Ich hoffe ihr könnt mir villeicht helfen.

Ich versuche Oracle JDBC Treiber über JNDI an einen Apache Tomcat 6 zu binden und erhalte ständig die Fehlermeldung:

org.apache.tomcat.dbcp.dbcp.SQLNestedException: Cannot create JDBC driver of class '' for connect URL 'null'

Verwendeter Treiber:

Der ganz normale Oracle JDBC Treiber: ojdbc14.jar
An ihm kanns eigentlich nicht liegen, weil er unter JAVA SE Projekte, wenn man Ihn ganz normal einbindet funktioniert.
Der Treiber liegt bei mir in \apache-tomcat-6.0.20\lib

Meine context.xml
[XML]
<Context path="/Uebung" docBase="Uebung.war"
        debug="5" reloadable="true" crossContext="true">

  <Resource name="jdbc/myoracle" auth="Container"
              type="javax.sql.DataSource" driverClassName="oracle.jdbc.OracleDriver"
              url="jdbcracle:thinSERVER:1521:WG05t"
              username="BENUTZERNAME" password="PASSWORT" maxActive="20" maxIdle="10"
              maxWait="-1"/>
</Context> 
[/XML]
mit den gleichen Verbindungsdaten lässt sich auch eine Verbindung von eine JAVA SE Projekt aus öffnen.
SERVER, BENUTZERNAME und PASSWORT natürlich geändert.
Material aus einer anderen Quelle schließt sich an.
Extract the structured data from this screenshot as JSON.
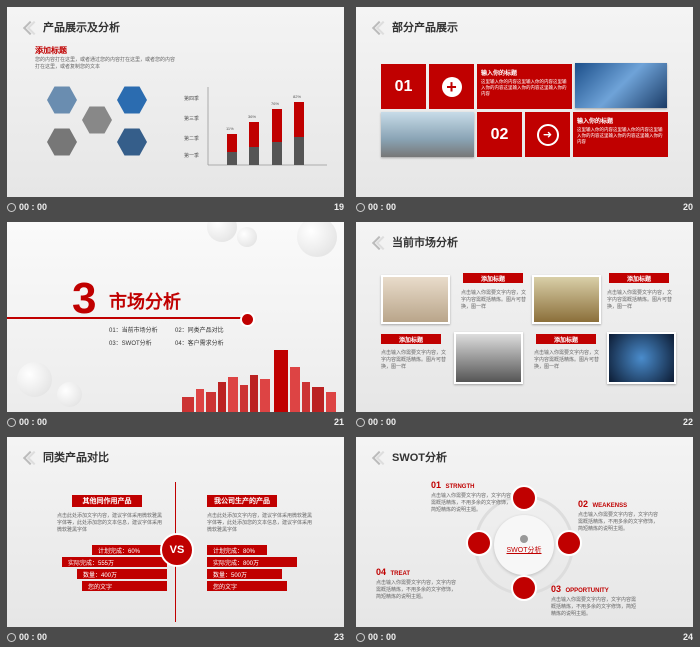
{
  "slides": {
    "s19": {
      "title": "产品展示及分析",
      "heading": "添加标题",
      "desc": "您的内容打在这里，或者通过您的内容打在这里，或者您的内容打在这里，或者复制您的文本",
      "page": "19",
      "time": "00 : 00",
      "chart": {
        "labels": [
          "第四季",
          "第三季",
          "第二季",
          "第一季"
        ]
      }
    },
    "s20": {
      "title": "部分产品展示",
      "box1": "01",
      "box2": "02",
      "t1": "输入你的标题",
      "d1": "这里输入你的内容这里输入你的内容这里输入你的内容这里输入你的内容这里输入你的内容",
      "t2": "输入你的标题",
      "d2": "这里输入你的内容这里输入你的内容这里输入你的内容这里输入你的内容这里输入你的内容",
      "page": "20",
      "time": "00 : 00"
    },
    "s21": {
      "num": "3",
      "title": "市场分析",
      "items": [
        "01：当前市场分析",
        "02：同类产品对比",
        "03：SWOT分析",
        "04：客户需求分析"
      ],
      "page": "21",
      "time": "00 : 00"
    },
    "s22": {
      "title": "当前市场分析",
      "tag": "添加标题",
      "text": "点击输入你需要文字内容，文字内容需概括精炼。图片可替换，图一样",
      "page": "22",
      "time": "00 : 00"
    },
    "s23": {
      "title": "同类产品对比",
      "left_head": "其他同作用产品",
      "right_head": "我公司生产的产品",
      "left_text": "点击此处添加文字内容，建议字体采用微软雅黑字体等，此处添加您的文本信息，建议字体采用微软雅黑字体",
      "right_text": "点击此处添加文字内容，建议字体采用微软雅黑字体等，此处添加您的文本信息，建议字体采用微软雅黑字体",
      "vs": "VS",
      "left_bars": [
        "计划完成：60%",
        "实际完成：555万",
        "数量：400万",
        "您的文字"
      ],
      "right_bars": [
        "计划完成：80%",
        "实际完成：800万",
        "数量：500万",
        "您的文字"
      ],
      "page": "23",
      "time": "00 : 00"
    },
    "s24": {
      "title": "SWOT分析",
      "center": "SWOT分析",
      "s_num": "01",
      "s_label": "STRNGTH",
      "w_num": "02",
      "w_label": "WEAKENSS",
      "o_num": "03",
      "o_label": "OPPORTUNITY",
      "t_num": "04",
      "t_label": "TREAT",
      "text": "点击输入你需要文字内容，文字内容需概括精炼，不用多余的文字修饰，简短精炼的说明主题。",
      "page": "24",
      "time": "00 : 00"
    }
  }
}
die context.xml liegt bei mir im Projektordner WEB-INF/lib
ich habe es auch schon versucht das Resouce-TAG in die context.xml in \apache-tomcat-6.0.20\conf reinzukopieren klappt aber auch nicht


meine web.xml:
[XML]
<?xml version="1.0" encoding="UTF-8"?>
<web-app xmlns:xsi="http://www.w3.org/2001/XMLSchema-instance"
	xmlns="http://java.sun.com/xml/ns/javaee" xmlns:web="http://java.sun.com/xml/ns/javaee/web-app_2_5.xsd"
	xsi:schemaLocation="http://java.sun.com/xml/ns/javaee http://java.sun.com/xml/ns/javaee/web-app_2_5.xsd"
	id="WebApp_ID" version="2.5">
	<display-name>Uebung</display-name>
	<welcome-file-list>
		<welcome-file>index.html</welcome-file>
		<welcome-file>index.htm</welcome-file>
		<welcome-file>index.jsp</welcome-file>
		<welcome-file>default.html</welcome-file>
		<welcome-file>default.htm</welcome-file>
		<welcome-file>default.jsp</welcome-file>
	</welcome-file-list>
	<servlet>
		<servlet-name>Faces Servlet</servlet-name>
		<servlet-class>javax.faces.webapp.FacesServlet</servlet-class>
		<load-on-startup>1</load-on-startup>
	</servlet>
	<servlet-mapping>
		<servlet-name>Faces Servlet</servlet-name>
		<url-pattern>/faces/*</url-pattern>
	</servlet-mapping>
	<resource-ref>
		<description>Oracle Datasource example</description>
		<res-ref-name>jdbc/myoracle</res-ref-name>
		<res-type>javax.sql.DataSource</res-type>
		<res-auth>Container</res-auth>
	</resource-ref>

</web-app>
[/XML]
so wie es auf der Apachewebseite im HOW-TO steht


Wie ich darauf zu greife:

Ich verwende Java Server Faces und hab ein Forumular an ein Handlerfunktion gebunden in einer ganz normalen Java Klasse
diese Funktion wird auch ausgeführt. Dort versuche ich folgendermaßen eine Verbindung zur Datenbank aufzubauen:

```
Context initContext = new InitialContext();
Context envContext  = (Context)initContext.lookup("java:/comp/env");
DataSource ds = (DataSource)envContext.lookup("jdbc/myoracle");
Connection conn = ds.getConnection();
```

Wenn diese Funktion ausgeführt wird krieg ich folgende Fehlermeldung:


org.apache.tomcat.dbcp.dbcp.SQLNestedException: Cannot create JDBC driver of class '' for connect URL 'null'

Ich denke den kompletten Stacktrace muss ich nicht posten.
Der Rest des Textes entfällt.